Italian cookbook author and educator (born 1958)

Giuliano Hazan (born December 1, 1958, in Manhattan, New York City) is an Italian cookbook author and educator who travels throughout the world teaching Italian cooking. He is the son of Italian cooking doyenne Marcella Hazan and wine expert Victor Hazan. His use of traditional methods and ingredients combined with modern attitudes and a straightforward recipe style have made him a popular cookbook author. His cooking schools in Italy and Florida, U.S., have been profiled in many publications. Hazan is considered to be one of the foremost authorities on Italian cooking.

==Career==
Although born in the United States, Hazan spent much of his childhood in Italy, and, at age 17, began assisting his mother at her School of Classic Italian Cooking in Bologna. For more than three decades, Hazan taught hands-on and demonstration-style courses at cooking schools in Europe and the United States. From 1995 to 1999, he led a number of multi-day courses at Hotel Cipriani in Venice. He has lectured at the Smithsonian Institution in Washington D.C. and the National Geographic Society. He has appeared at numerous Food and Wine Festivals including: Food & Wine Classic in Aspen, Colorado, The Masters of Food and Wine in Carmel, California, The Book and The Cook in Philadelphia, Pennsylvania, The Reading Festival in Sarasota, Florida, the Epicurean Classic in Michigan, and for 6 years he taught at Disney's Epcot International Food & Wine Festival.

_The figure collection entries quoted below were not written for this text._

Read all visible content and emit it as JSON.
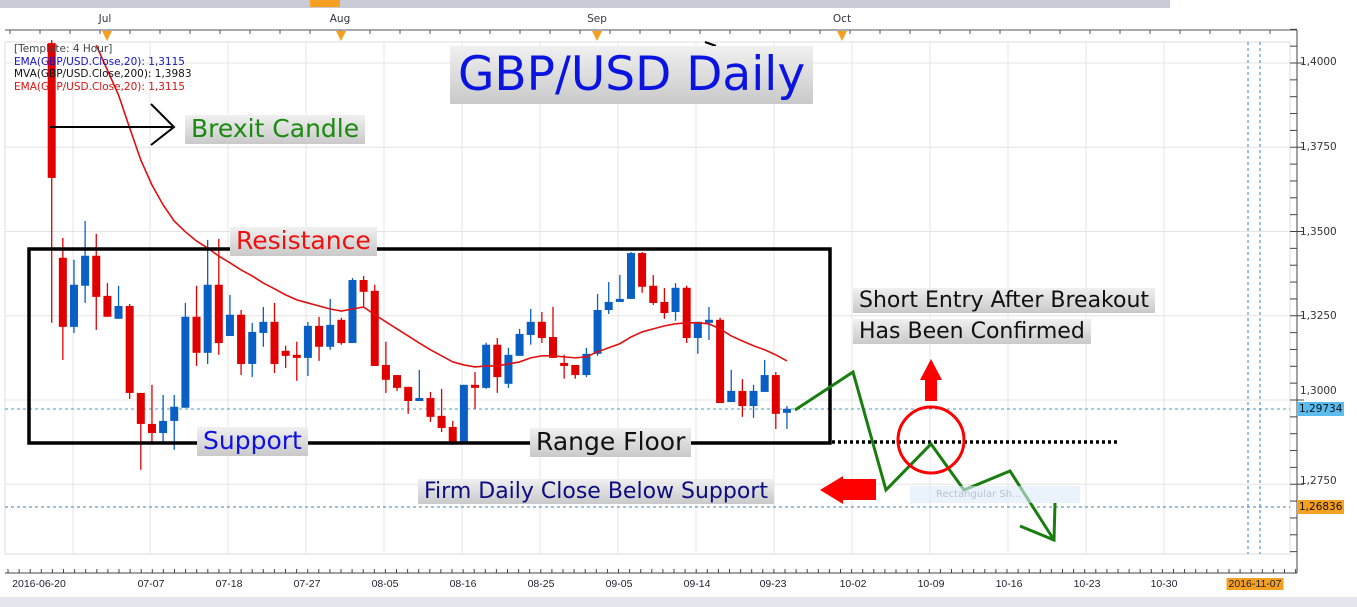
{
  "window": {
    "scrollbar": "horizontal-scrollbar"
  },
  "legend": {
    "template": "[Template: 4 Hour]",
    "ema_blue": "EMA(GBP/USD.Close,20): 1,3115",
    "mva": "MVA(GBP/USD.Close,200): 1,3983",
    "ema_red": "EMA(GBP/USD.Close,20): 1,3115"
  },
  "annotations": {
    "title": "GBP/USD Daily",
    "brexit": "Brexit Candle",
    "resistance": "Resistance",
    "support": "Support",
    "range_floor": "Range Floor",
    "firm_close": "Firm Daily Close Below Support",
    "short_entry_line1": "Short Entry After Breakout",
    "short_entry_line2": "Has Been Confirmed",
    "tooltip": "Rectangular Sh..."
  },
  "colors": {
    "up": "#0a5fc4",
    "down": "#e00000",
    "ema": "#e01010",
    "arrow_green": "#1a7d10",
    "annotation_red": "#ff0000",
    "current_price_bg": "#5bbcf0",
    "marker_bg": "#f5a020"
  },
  "chart_data": {
    "type": "candlestick",
    "title": "GBP/USD Daily",
    "top_axis_months": [
      "Jul",
      "Aug",
      "Sep",
      "Oct"
    ],
    "x_ticks": [
      "2016-06-20",
      "07-07",
      "07-18",
      "07-27",
      "08-05",
      "08-16",
      "08-25",
      "09-05",
      "09-14",
      "09-23",
      "10-02",
      "10-09",
      "10-16",
      "10-23",
      "10-30",
      "2016-11-07"
    ],
    "y_ticks": [
      "1,4000",
      "1,3750",
      "1,3500",
      "1,3250",
      "1,3000",
      "1,2750"
    ],
    "ylim": [
      1.255,
      1.41
    ],
    "grid": true,
    "current_price": "1,29734",
    "marker_price": "1,26836",
    "candles_ohlc": [
      [
        1.4059,
        1.4068,
        1.3229,
        1.3659
      ],
      [
        1.3422,
        1.3481,
        1.3119,
        1.3217
      ],
      [
        1.3217,
        1.3416,
        1.3199,
        1.3342
      ],
      [
        1.3339,
        1.3531,
        1.3288,
        1.3428
      ],
      [
        1.3428,
        1.3493,
        1.3208,
        1.3306
      ],
      [
        1.3309,
        1.3347,
        1.3247,
        1.3247
      ],
      [
        1.3241,
        1.3339,
        1.3241,
        1.3279
      ],
      [
        1.3279,
        1.3285,
        1.3003,
        1.3021
      ],
      [
        1.3021,
        1.3021,
        1.2793,
        1.2929
      ],
      [
        1.2929,
        1.3045,
        1.2876,
        1.2902
      ],
      [
        1.2902,
        1.3015,
        1.2876,
        1.2938
      ],
      [
        1.2938,
        1.3015,
        1.2852,
        1.298
      ],
      [
        1.2977,
        1.3288,
        1.2977,
        1.3247
      ],
      [
        1.3247,
        1.3339,
        1.3101,
        1.314
      ],
      [
        1.314,
        1.3475,
        1.3107,
        1.3342
      ],
      [
        1.3342,
        1.3478,
        1.3134,
        1.3169
      ],
      [
        1.319,
        1.3312,
        1.319,
        1.3253
      ],
      [
        1.3253,
        1.3267,
        1.3074,
        1.3107
      ],
      [
        1.3107,
        1.3229,
        1.3068,
        1.3202
      ],
      [
        1.3199,
        1.3276,
        1.3158,
        1.3232
      ],
      [
        1.3232,
        1.3288,
        1.308,
        1.3107
      ],
      [
        1.3146,
        1.3161,
        1.3095,
        1.3131
      ],
      [
        1.3134,
        1.3173,
        1.3057,
        1.3125
      ],
      [
        1.3125,
        1.3232,
        1.3071,
        1.322
      ],
      [
        1.322,
        1.3247,
        1.3116,
        1.3158
      ],
      [
        1.3158,
        1.33,
        1.3149,
        1.3223
      ],
      [
        1.3238,
        1.3244,
        1.3164,
        1.3169
      ],
      [
        1.3169,
        1.3362,
        1.3169,
        1.3356
      ],
      [
        1.3356,
        1.3368,
        1.3279,
        1.3321
      ],
      [
        1.3324,
        1.3342,
        1.3101,
        1.3101
      ],
      [
        1.3104,
        1.3173,
        1.3021,
        1.306
      ],
      [
        1.3074,
        1.3074,
        1.3027,
        1.3036
      ],
      [
        1.3039,
        1.3039,
        1.2959,
        1.2997
      ],
      [
        1.2997,
        1.3089,
        1.2997,
        1.3006
      ],
      [
        1.3006,
        1.3024,
        1.2935,
        1.295
      ],
      [
        1.2953,
        1.3033,
        1.2905,
        1.2917
      ],
      [
        1.292,
        1.2938,
        1.2867,
        1.2873
      ],
      [
        1.2873,
        1.3045,
        1.2873,
        1.3045
      ],
      [
        1.3045,
        1.3083,
        1.2974,
        1.3036
      ],
      [
        1.3036,
        1.317,
        1.3033,
        1.3164
      ],
      [
        1.3164,
        1.3184,
        1.3021,
        1.3068
      ],
      [
        1.3048,
        1.3155,
        1.3036,
        1.3134
      ],
      [
        1.3131,
        1.3211,
        1.3131,
        1.3196
      ],
      [
        1.3193,
        1.327,
        1.3164,
        1.3232
      ],
      [
        1.3232,
        1.3261,
        1.3169,
        1.3184
      ],
      [
        1.3187,
        1.3276,
        1.3125,
        1.3125
      ],
      [
        1.311,
        1.3134,
        1.3063,
        1.3101
      ],
      [
        1.3104,
        1.3104,
        1.3063,
        1.3074
      ],
      [
        1.3074,
        1.3155,
        1.3068,
        1.3137
      ],
      [
        1.3137,
        1.3315,
        1.3131,
        1.3267
      ],
      [
        1.3267,
        1.335,
        1.3255,
        1.3291
      ],
      [
        1.3291,
        1.3371,
        1.3291,
        1.33
      ],
      [
        1.33,
        1.3439,
        1.33,
        1.3436
      ],
      [
        1.3436,
        1.3439,
        1.3318,
        1.3336
      ],
      [
        1.3339,
        1.3371,
        1.3282,
        1.3288
      ],
      [
        1.3291,
        1.3332,
        1.3241,
        1.3258
      ],
      [
        1.3261,
        1.3347,
        1.3235,
        1.3333
      ],
      [
        1.3333,
        1.3339,
        1.3169,
        1.3184
      ],
      [
        1.3184,
        1.3232,
        1.3137,
        1.3232
      ],
      [
        1.3229,
        1.3276,
        1.3178,
        1.3238
      ],
      [
        1.3238,
        1.3244,
        1.2991,
        1.2991
      ],
      [
        1.2994,
        1.3089,
        1.2994,
        1.3027
      ],
      [
        1.3027,
        1.3062,
        1.295,
        1.2982
      ],
      [
        1.2982,
        1.3045,
        1.2947,
        1.3027
      ],
      [
        1.3024,
        1.3119,
        1.3024,
        1.3074
      ],
      [
        1.3074,
        1.3083,
        1.2914,
        1.2959
      ],
      [
        1.2962,
        1.2982,
        1.2914,
        1.2974
      ]
    ],
    "ema20": [
      null,
      null,
      null,
      null,
      1.4053,
      1.3979,
      1.3905,
      1.3807,
      1.3712,
      1.3638,
      1.3579,
      1.3531,
      1.3499,
      1.3472,
      1.3451,
      1.3427,
      1.3407,
      1.3386,
      1.3368,
      1.3347,
      1.333,
      1.3312,
      1.3297,
      1.3288,
      1.3279,
      1.327,
      1.3264,
      1.327,
      1.3276,
      1.3253,
      1.3232,
      1.3211,
      1.319,
      1.3169,
      1.3149,
      1.3131,
      1.3113,
      1.3104,
      1.3098,
      1.3101,
      1.3101,
      1.3107,
      1.3113,
      1.3125,
      1.3131,
      1.3131,
      1.3128,
      1.3125,
      1.3128,
      1.3143,
      1.3155,
      1.3167,
      1.3187,
      1.3202,
      1.3211,
      1.322,
      1.3226,
      1.3229,
      1.3229,
      1.3226,
      1.3211,
      1.319,
      1.3175,
      1.3161,
      1.3149,
      1.3134,
      1.3116
    ],
    "range_box": {
      "resistance": 1.345,
      "support": 1.2875
    }
  }
}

Hazan is a regular guest on the Today Show and has been a guest on the nationally syndicated PBS show, Seasonings. His school in Italy has been featured by the Fine Living network, and he is often a guest on local TV shows in cities to which he is traveling.

In 2000, Hazan and his wife, Lael, inaugurated a cooking school of their own, Cooking with Giuliano Hazan. As of 2017, they teach classes in two locations: at Villa Giona, a restored Renaissance villa outside Verona, Italy (along with partner, Marilisa Allegrini of Allegrini Winery in Valpolicella, Italy) and in Sarasota, Florida. In 2013, the Verona school was named a Top 10 hotel culinary school by Fox News (2013) and one of Italy's Top Cooking Schools by Food & Wine (2015).

In 2017, Hazan started a line of Italian specialty foods called Giuliano's Classic. It includes tomato sauce based on his mother's recipe, extra-virgin olive oil and rice.

Hazan is married to food educator Lael Hazan and is the father of Gabriella and Michela. The family lives in Sarasota, Florida.

==Awards==
- Winner, Gourmand World Cookbook Award, 2009
- Best Italian Cookbook in the English Language, 2000, Every Night Italian
- Winner, International Association of Culinary Professionals, 2011
- International Association of Culinary Professionals Award of Excellence, 2007 Cooking Teacher of the Year
- Best International Cookbook, 1993, The Classic Pasta Cookbook

==Bibliography==
- Hazan, Giuliano (2012). "Hazan family favorites: beloved Italian recipes"
- Hazan, Giuliano (2009). "The thirty minute pasta cookbook : 100 quick and easy recipes"
- Hazan, Giuliano (2005). "How to cook Italian"
- Hazan, Giuliano (2000). "Every Night Italian"
- Hazan, Giuliano (1999). "The Classic Pasta Cookbook"

Hazan has also contributed articles for newspapers, magazines and cookbook anthologies. These include the New York Times, Cooking Light magazine, and Cooking the Costco Way.